For we know that if the tent that is our earthly home is destroyed, we have a building from God, a house not made with hands, eternal in the heavens. For in this tent we groan, longing to put on our heavenly dwelling, if indeed by putting it on we may not be found naked. For while we are still in this tent, we groan, being burdened—not that we would be unclothed, but that we would be further clothed, so that what is mortal may be swallowed up by life. He who has prepared us for this very thing is God, who has given us the Spirit as a guarantee (2 Cor 5:1–5; ESV).

The Lord, however, has promised to allow us to remain in this intermediate state. Body and soul shall be reunited. It is better to be with the Lord than to be absent but it is best for the Lord Jesus to return. Nevertheless, that decision belongs to him, does it not? So he has given us his Holy Spirit as a promise that things shall be made right.

The promise of our bodily resurrection, to which Paul devoted an entire chapter of Scripture (1 Cor 15) is essential to our faith. If the dead be not raised, then our faith is empty because it rests on the resurrection of Christ and if there is no resurrection then Christ has not been raised and the object of our confidence is false—but he has been raised. He reigns now and he shall return in his glorified humanity and those of our brothers and sisters who have gone ahead of us shall return with him and we shall meet him in the air to escort him, as it were, as waiting city escorts a conquering king (1 Thess 4:13–18).

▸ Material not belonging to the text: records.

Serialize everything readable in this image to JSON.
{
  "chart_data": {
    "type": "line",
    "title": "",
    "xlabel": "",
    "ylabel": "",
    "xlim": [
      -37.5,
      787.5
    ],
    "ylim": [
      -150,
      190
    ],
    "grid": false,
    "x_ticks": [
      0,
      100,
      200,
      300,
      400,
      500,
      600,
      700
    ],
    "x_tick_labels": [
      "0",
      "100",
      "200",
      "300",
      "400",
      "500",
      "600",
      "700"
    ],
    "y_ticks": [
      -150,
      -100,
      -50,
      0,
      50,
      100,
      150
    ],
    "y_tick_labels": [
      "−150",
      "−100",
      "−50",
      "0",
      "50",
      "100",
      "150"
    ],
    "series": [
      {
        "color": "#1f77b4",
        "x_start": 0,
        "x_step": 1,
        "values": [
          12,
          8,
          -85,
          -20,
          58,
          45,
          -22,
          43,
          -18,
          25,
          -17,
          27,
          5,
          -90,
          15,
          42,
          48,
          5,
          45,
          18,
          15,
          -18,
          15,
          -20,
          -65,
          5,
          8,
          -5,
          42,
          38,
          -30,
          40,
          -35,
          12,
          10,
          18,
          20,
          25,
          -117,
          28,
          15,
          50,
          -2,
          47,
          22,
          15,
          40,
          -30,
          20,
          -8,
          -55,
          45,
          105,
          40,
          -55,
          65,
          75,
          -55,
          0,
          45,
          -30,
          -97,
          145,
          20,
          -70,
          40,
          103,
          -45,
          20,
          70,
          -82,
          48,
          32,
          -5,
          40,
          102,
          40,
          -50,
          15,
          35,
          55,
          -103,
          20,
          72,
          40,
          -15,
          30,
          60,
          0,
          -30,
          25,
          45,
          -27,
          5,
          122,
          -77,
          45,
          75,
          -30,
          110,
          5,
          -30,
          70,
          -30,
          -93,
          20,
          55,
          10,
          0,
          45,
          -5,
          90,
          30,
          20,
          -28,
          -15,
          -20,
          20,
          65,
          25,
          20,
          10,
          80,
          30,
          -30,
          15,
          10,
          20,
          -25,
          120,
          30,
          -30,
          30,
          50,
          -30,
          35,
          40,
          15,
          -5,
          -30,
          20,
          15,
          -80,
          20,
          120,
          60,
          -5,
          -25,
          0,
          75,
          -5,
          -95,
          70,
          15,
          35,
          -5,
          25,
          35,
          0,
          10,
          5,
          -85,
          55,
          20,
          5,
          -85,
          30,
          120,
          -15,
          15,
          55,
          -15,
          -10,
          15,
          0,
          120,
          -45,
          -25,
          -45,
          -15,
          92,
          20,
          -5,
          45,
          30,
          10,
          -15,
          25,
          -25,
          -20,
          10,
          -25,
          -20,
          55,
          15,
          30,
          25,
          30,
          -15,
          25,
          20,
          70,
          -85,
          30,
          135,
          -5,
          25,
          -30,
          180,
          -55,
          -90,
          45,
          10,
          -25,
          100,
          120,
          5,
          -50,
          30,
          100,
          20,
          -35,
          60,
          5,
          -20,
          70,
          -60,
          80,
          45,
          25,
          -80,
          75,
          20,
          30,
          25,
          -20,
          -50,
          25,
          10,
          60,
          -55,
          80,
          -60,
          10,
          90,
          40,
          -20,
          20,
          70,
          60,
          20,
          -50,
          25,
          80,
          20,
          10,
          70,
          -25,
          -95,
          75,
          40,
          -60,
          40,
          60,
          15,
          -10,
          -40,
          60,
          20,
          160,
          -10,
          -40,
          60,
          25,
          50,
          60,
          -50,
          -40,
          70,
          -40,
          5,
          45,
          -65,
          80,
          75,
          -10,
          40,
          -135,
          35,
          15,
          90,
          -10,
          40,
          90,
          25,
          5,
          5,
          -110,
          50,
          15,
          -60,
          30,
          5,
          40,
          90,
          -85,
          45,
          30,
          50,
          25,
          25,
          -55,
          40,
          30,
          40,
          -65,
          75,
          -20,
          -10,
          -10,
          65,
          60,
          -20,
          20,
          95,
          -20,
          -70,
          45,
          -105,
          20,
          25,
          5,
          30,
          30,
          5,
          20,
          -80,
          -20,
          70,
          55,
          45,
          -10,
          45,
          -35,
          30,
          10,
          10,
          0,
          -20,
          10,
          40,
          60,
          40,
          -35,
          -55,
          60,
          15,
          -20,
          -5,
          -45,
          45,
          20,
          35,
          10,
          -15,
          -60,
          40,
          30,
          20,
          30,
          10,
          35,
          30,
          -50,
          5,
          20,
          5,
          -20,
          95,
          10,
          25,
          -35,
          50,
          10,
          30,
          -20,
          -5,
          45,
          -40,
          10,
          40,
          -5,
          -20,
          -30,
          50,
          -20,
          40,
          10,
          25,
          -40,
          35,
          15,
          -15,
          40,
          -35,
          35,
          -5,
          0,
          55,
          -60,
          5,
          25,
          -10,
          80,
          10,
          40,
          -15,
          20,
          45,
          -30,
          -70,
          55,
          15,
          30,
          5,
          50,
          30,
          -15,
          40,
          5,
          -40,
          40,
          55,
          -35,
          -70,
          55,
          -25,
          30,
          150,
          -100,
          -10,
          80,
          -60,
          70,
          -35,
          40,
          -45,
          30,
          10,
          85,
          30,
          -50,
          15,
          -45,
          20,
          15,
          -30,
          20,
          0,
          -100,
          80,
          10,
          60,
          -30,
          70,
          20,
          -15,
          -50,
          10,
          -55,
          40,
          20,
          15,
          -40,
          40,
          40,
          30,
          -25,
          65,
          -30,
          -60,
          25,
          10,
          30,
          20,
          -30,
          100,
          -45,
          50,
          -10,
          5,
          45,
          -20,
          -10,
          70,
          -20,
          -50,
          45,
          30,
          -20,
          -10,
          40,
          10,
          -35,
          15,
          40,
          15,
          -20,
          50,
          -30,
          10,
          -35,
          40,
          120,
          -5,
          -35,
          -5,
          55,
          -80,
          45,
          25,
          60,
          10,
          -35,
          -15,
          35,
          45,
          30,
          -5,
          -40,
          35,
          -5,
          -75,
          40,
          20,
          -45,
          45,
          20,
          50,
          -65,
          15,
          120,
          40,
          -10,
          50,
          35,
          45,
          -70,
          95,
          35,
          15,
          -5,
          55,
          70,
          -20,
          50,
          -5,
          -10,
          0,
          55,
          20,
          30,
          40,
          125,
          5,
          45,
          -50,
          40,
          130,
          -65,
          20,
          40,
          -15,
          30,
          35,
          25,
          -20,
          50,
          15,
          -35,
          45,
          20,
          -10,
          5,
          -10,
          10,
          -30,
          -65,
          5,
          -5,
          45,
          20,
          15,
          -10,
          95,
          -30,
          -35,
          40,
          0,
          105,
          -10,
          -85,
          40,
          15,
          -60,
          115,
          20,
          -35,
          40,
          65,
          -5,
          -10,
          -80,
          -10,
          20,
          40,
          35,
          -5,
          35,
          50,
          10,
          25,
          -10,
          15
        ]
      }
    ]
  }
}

As your truly real body suffers the effects (and affects) of the fall, remember the empty tomb. It is an objective fact. It is not a metaphor. It is not story. It is a fact and on it you may rest your confidence. Death could not hold Jesus and even though it may take you it will not hold you. Your Savior is receiving your brothers and sisters from across the world right now and, should he delay (from our point of view) his return, he will receive you and me and so we shall always be with the Lord.

Even then, ironically, the rationalists will not fully comprehend his glorious return. The empiricists will have the evidence they claim to want. The existentialists will find meaning and the nihilists will be sorry they denied the suffering Savior in favor of the Übermensch but it will be too late for all of them. Do not be as foolish as they.

Here are all the posts on the Heidelberg Catechism.

NOTES

1. Note that neither Scripture, nor the catholic creeds, nor the Reformed confessions speak in quantitative terms about Christ’s humanity and deity. They always speak in qualitative terms. We should resist the temptation of faux science (scientism) by saying that Christ is, e.g., “100% man and 100% God.” This language suggests that his humanity and deity can be quantified or measured and that is certainly false with respect to his deity and unhelpful regarding his humanity. What is in question is whether he is truly human and consubstantial with us and with the other members of the holy Trinity.